Was-was anyone hurt?" Elise asked.

"
Some of those murdering scoundrels were," Yvette said. "But the newspapers report no one else hurt."

"
Malet," said Claude. He raised his eyebrows at Elise's expression. "A scratch only," he said.

"
That is a scratch too many!" Elise said.

"
He was smiling when they spoke with him," Yvette said. "He said he was fine."

Elise considered and then smiled and asked for breakfast.
Her smile reassured Claude and Yvette, and the inn hummed into its ordinary routine.

Yvette came to her later that morning while she was spicing the chickens for that night's supper with the news that Constant Dracquet had sent some of his men by.
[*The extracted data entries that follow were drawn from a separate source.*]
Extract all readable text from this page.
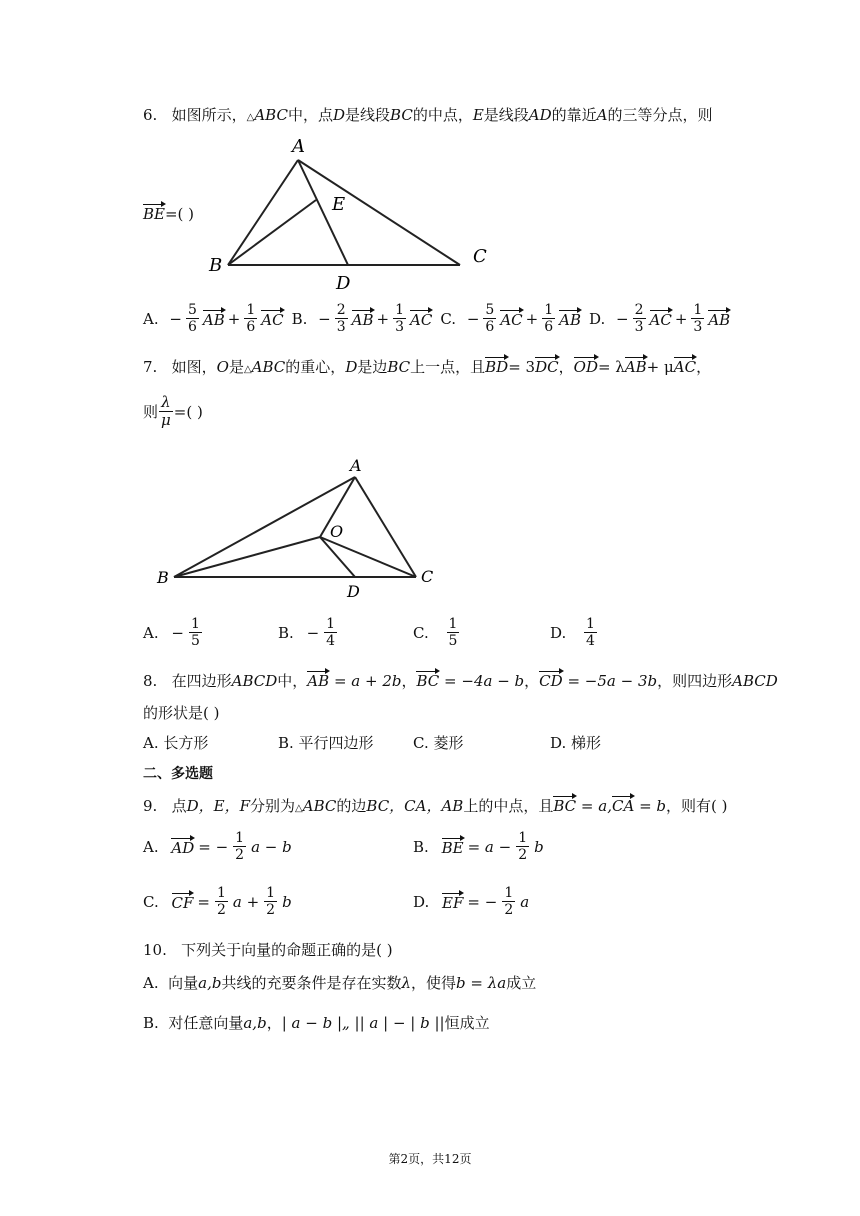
6. 如图所示，△ABC中，点D是线段BC的中点，E是线段AD的靠近A的三等分点，则
A
B	C
D
E
BE=( )
A.
− $\frac{5}{6}$ AB + $\frac{1}{6}$ AC B.
− $\frac{2}{3}$ AB + $\frac{1}{3}$ AC C.
− $\frac{5}{6}$ AC + $\frac{1}{6}$ AB D.
− $\frac{2}{3}$ AC + $\frac{1}{3}$ AB
7. 如图，O是△ABC的重心，D是边BC上一点，且BD= 3DC，OD= λAB+ μAC，
则 $\frac{\lambda}{\mu}$ =( )
A
B	C
D
O
A.
− $\frac{1}{5}$	B.
− $\frac{1}{4}$	C.
$\frac{1}{5}$	D.
$\frac{1}{4}$
8. 在四边形ABCD中，AB = a + 2b，BC = −4a − b，CD = −5a − 3b，则四边形ABCD
的形状是( )
A. 长方形	B. 平行四边形	C. 菱形	D. 梯形
二、多选题
9. 点D，E，F分别为△ABC的边BC，CA，AB上的中点，且BC = a,CA = b，则有( )
A.
AD = − $\frac{1}{2}$ a − b	B.
BE = $a - \frac{1}{2}$ b
C.
CF = $\frac{1}{2}$ $a + \frac{1}{2}$ b	D.
EF = − $\frac{1}{2}$ a
10. 下列关于向量的命题正确的是( )
A. 向量a,b共线的充要条件是存在实数λ，使得b = λa成立
B. 对任意向量a,b，| a − b |„ || a | − | b ||恒成立
第2页，共12页
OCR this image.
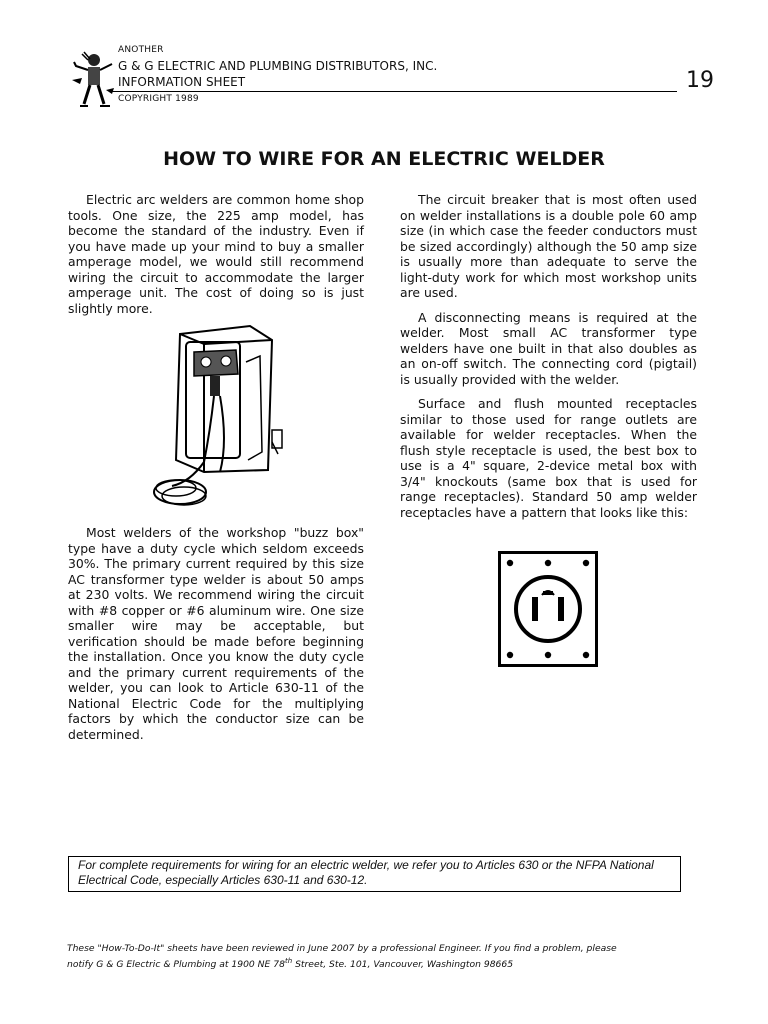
ANOTHER
G & G ELECTRIC AND PLUMBING DISTRIBUTORS, INC.
INFORMATION SHEET
COPYRIGHT 1989
19
HOW TO WIRE FOR AN ELECTRIC WELDER

Electric arc welders are common home shop tools. One size, the 225 amp model, has become the standard of the industry. Even if you have made up your mind to buy a smaller amperage model, we would still recommend wiring the circuit to accommodate the larger amperage unit. The cost of doing so is just slightly more.

Most welders of the workshop "buzz box" type have a duty cycle which seldom exceeds 30%. The primary current required by this size AC transformer type welder is about 50 amps at 230 volts. We recommend wiring the circuit with #8 copper or #6 aluminum wire. One size smaller wire may be acceptable, but verification should be made before beginning the installation. Once you know the duty cycle and the primary current requirements of the welder, you can look to Article 630-11 of the National Electric Code for the multiplying factors by which the conductor size can be determined.

The circuit breaker that is most often used on welder installations is a double pole 60 amp size (in which case the feeder conductors must be sized accordingly) although the 50 amp size is usually more than adequate to serve the light-duty work for which most workshop units are used.

A disconnecting means is required at the welder. Most small AC transformer type welders have one built in that also doubles as an on-off switch. The connecting cord (pigtail) is usually provided with the welder.

Surface and flush mounted receptacles similar to those used for range outlets are available for welder receptacles. When the flush style receptacle is used, the best box to use is a 4" square, 2-device metal box with 3/4" knockouts (same box that is used for range receptacles). Standard 50 amp welder receptacles have a pattern that looks like this:

For complete requirements for wiring for an electric welder, we refer you to Articles 630 or the NFPA National Electrical Code, especially Articles 630-11 and 630-12.
These "How-To-Do-It" sheets have been reviewed in June 2007 by a professional Engineer. If you find a problem, please
notify G & G Electric & Plumbing at 1900 NE 78th Street, Ste. 101, Vancouver, Washington 98665
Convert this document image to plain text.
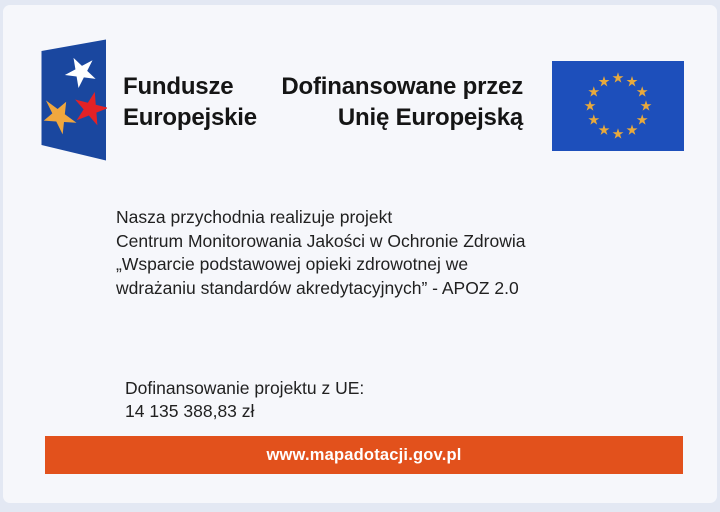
Fundusze
Europejskie
Dofinansowane przez
Unię Europejską
Nasza przychodnia realizuje projekt
Centrum Monitorowania Jakości w Ochronie Zdrowia
„Wsparcie podstawowej opieki zdrowotnej we
wdrażaniu standardów akredytacyjnych” - APOZ 2.0
Dofinansowanie projektu z UE:
14 135 388,83 zł
www.mapadotacji.gov.pl
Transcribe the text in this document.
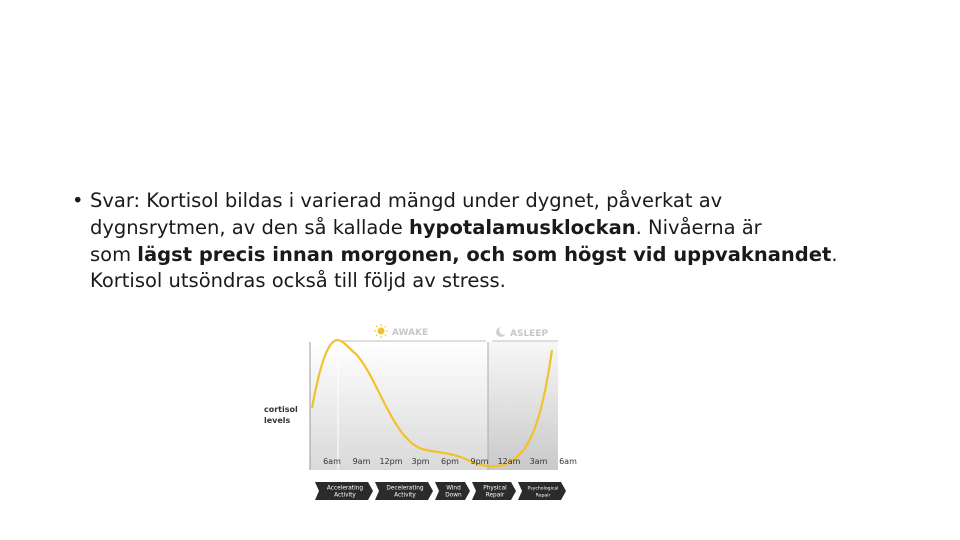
• Svar: Kortisol bildas i varierad mängd under dygnet, påverkat av
dygnsrytmen, av den så kallade hypotalamusklockan. Nivåerna är
som lägst precis innan morgonen, och som högst vid uppvaknandet.
Kortisol utsöndras också till följd av stress.
AWAKE	ASLEEP
cortisol
levels
6am 9am 12pm 3pm 6pm 9pm 12am 3am 6am
Accelerating
Activity
Decelerating
Activity
Wind
Down
Physical
Repair
Psychological
Repair
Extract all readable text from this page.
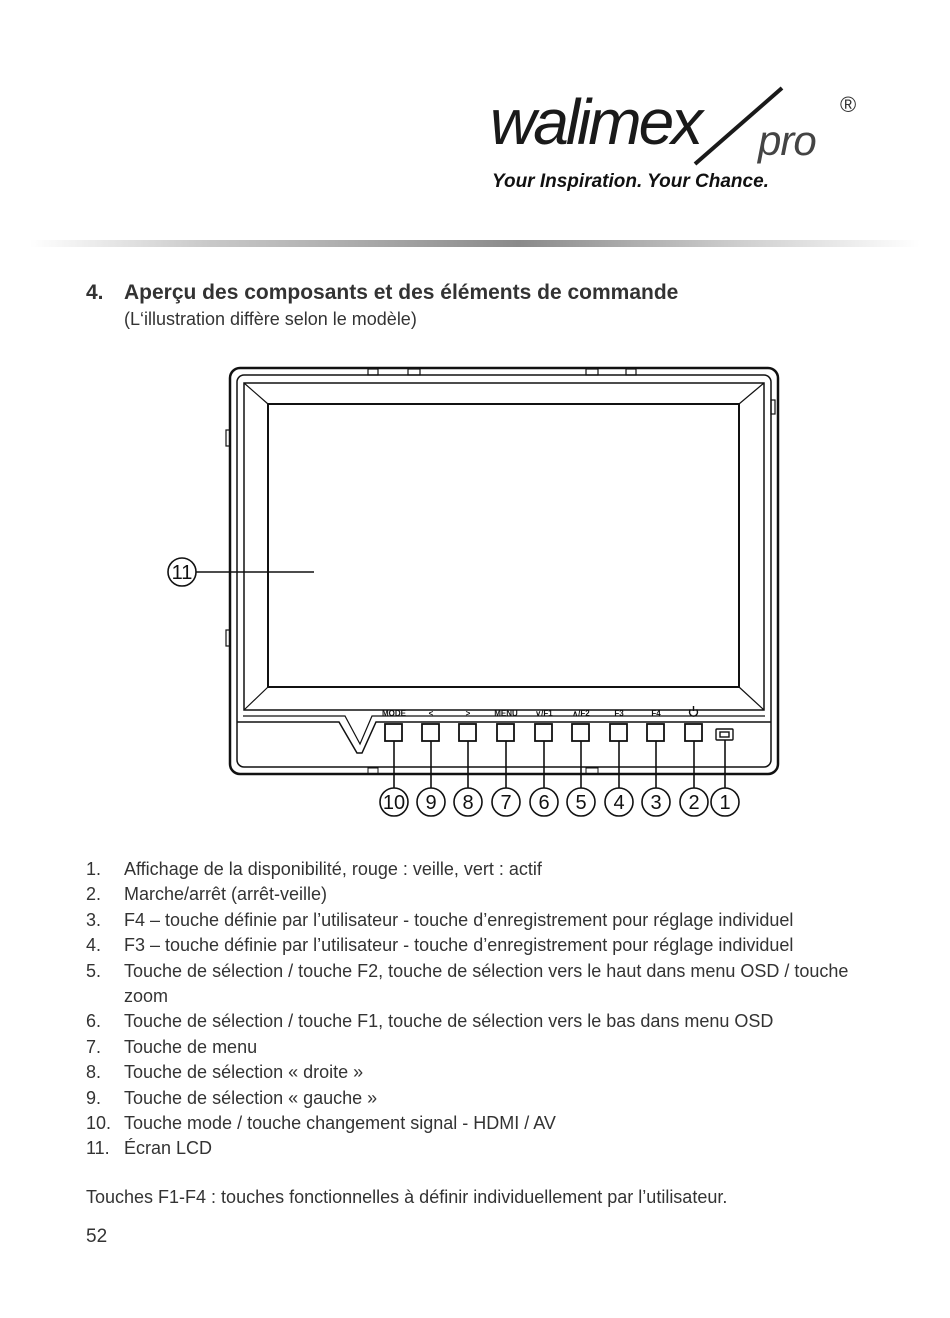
walimex pro
®
Your Inspiration. Your Chance.
4. Aperçu des composants et des éléments de commande
(L‘illustration diffère selon le modèle)
11
MODE	<	>	MENU ∨/F1 ∧/F2	F3	F4
10 9 8 7 6 5 4 3 2 1
1.	Affichage de la disponibilité, rouge : veille, vert : actif
2.	Marche/arrêt (arrêt-veille)
3.	F4 – touche définie par l’utilisateur - touche d’enregistrement pour réglage individuel
4.	F3 – touche définie par l’utilisateur - touche d’enregistrement pour réglage individuel
5.	Touche de sélection / touche F2, touche de sélection vers le haut dans menu OSD / touche zoom
6.	Touche de sélection / touche F1, touche de sélection vers le bas dans menu OSD
7.	Touche de menu
8.	Touche de sélection « droite »
9.	Touche de sélection « gauche »
10. Touche mode / touche changement signal - HDMI / AV
11. Écran LCD
Touches F1-F4 : touches fonctionnelles à définir individuellement par l’utilisateur.
52
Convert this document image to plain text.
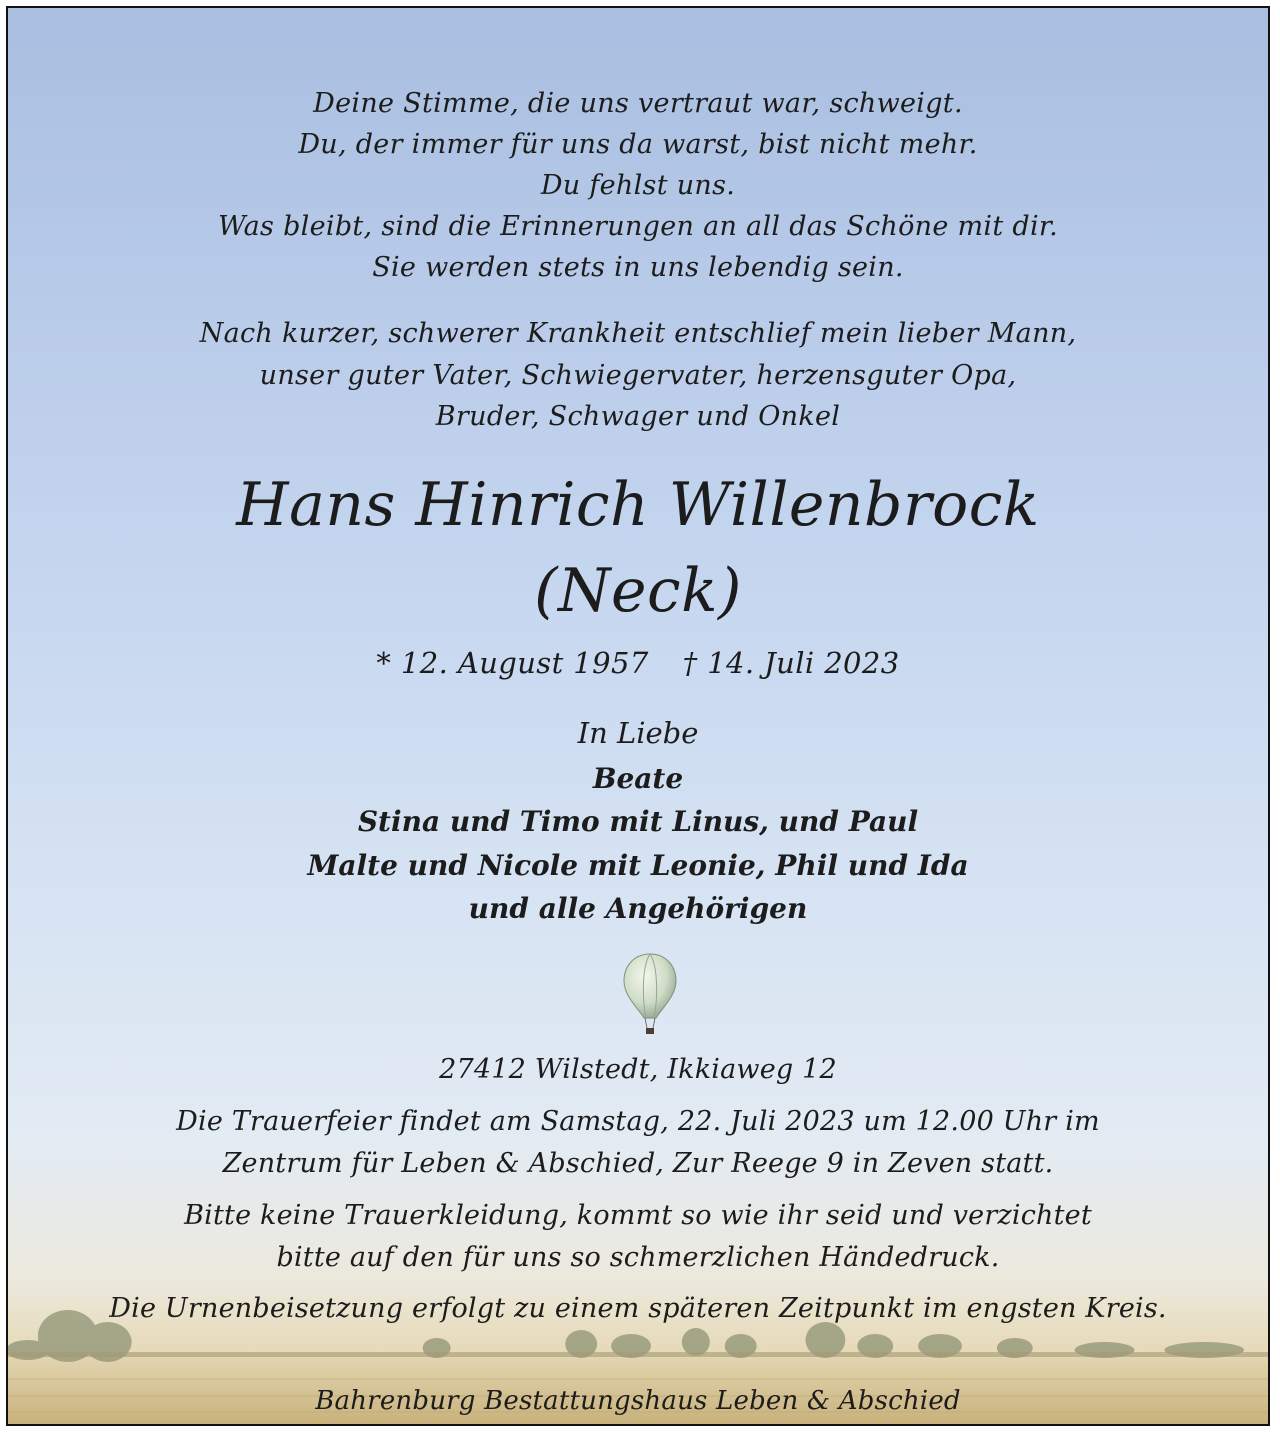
Deine Stimme, die uns vertraut war, schweigt.
Du, der immer für uns da warst, bist nicht mehr.
Du fehlst uns.
Was bleibt, sind die Erinnerungen an all das Schöne mit dir.
Sie werden stets in uns lebendig sein.
Nach kurzer, schwerer Krankheit entschlief mein lieber Mann,
unser guter Vater, Schwiegervater, herzensguter Opa,
Bruder, Schwager und Onkel
Hans Hinrich Willenbrock
(Neck)
* 12. August 1957 † 14. Juli 2023
In Liebe
Beate
Stina und Timo mit Linus, und Paul
Malte und Nicole mit Leonie, Phil und Ida
und alle Angehörigen
27412 Wilstedt, Ikkiaweg 12
Die Trauerfeier findet am Samstag, 22. Juli 2023 um 12.00 Uhr im
Zentrum für Leben & Abschied, Zur Reege 9 in Zeven statt.
Bitte keine Trauerkleidung, kommt so wie ihr seid und verzichtet
bitte auf den für uns so schmerzlichen Händedruck.
Die Urnenbeisetzung erfolgt zu einem späteren Zeitpunkt im engsten Kreis.
Bahrenburg Bestattungshaus Leben & Abschied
"It was René Benoit, and he was as offensive as usual," she said. "He's the sort of cad who tries to kiss chambermaids."

"
I'd rather deal with him than with his employer.  M. Dracquet makes me very nervous. Did Benoit try to kiss you?"

"
Not this time," Yvette said. "I gave him something to remember me by the last time he tried two days ago. I think he learned his lesson." She smiled reminiscently. "No, he just said that I was to tell the 'Police Officer' that M. Dracquet wishes to speak with him at eleven o'clock tomorrow morning at his house."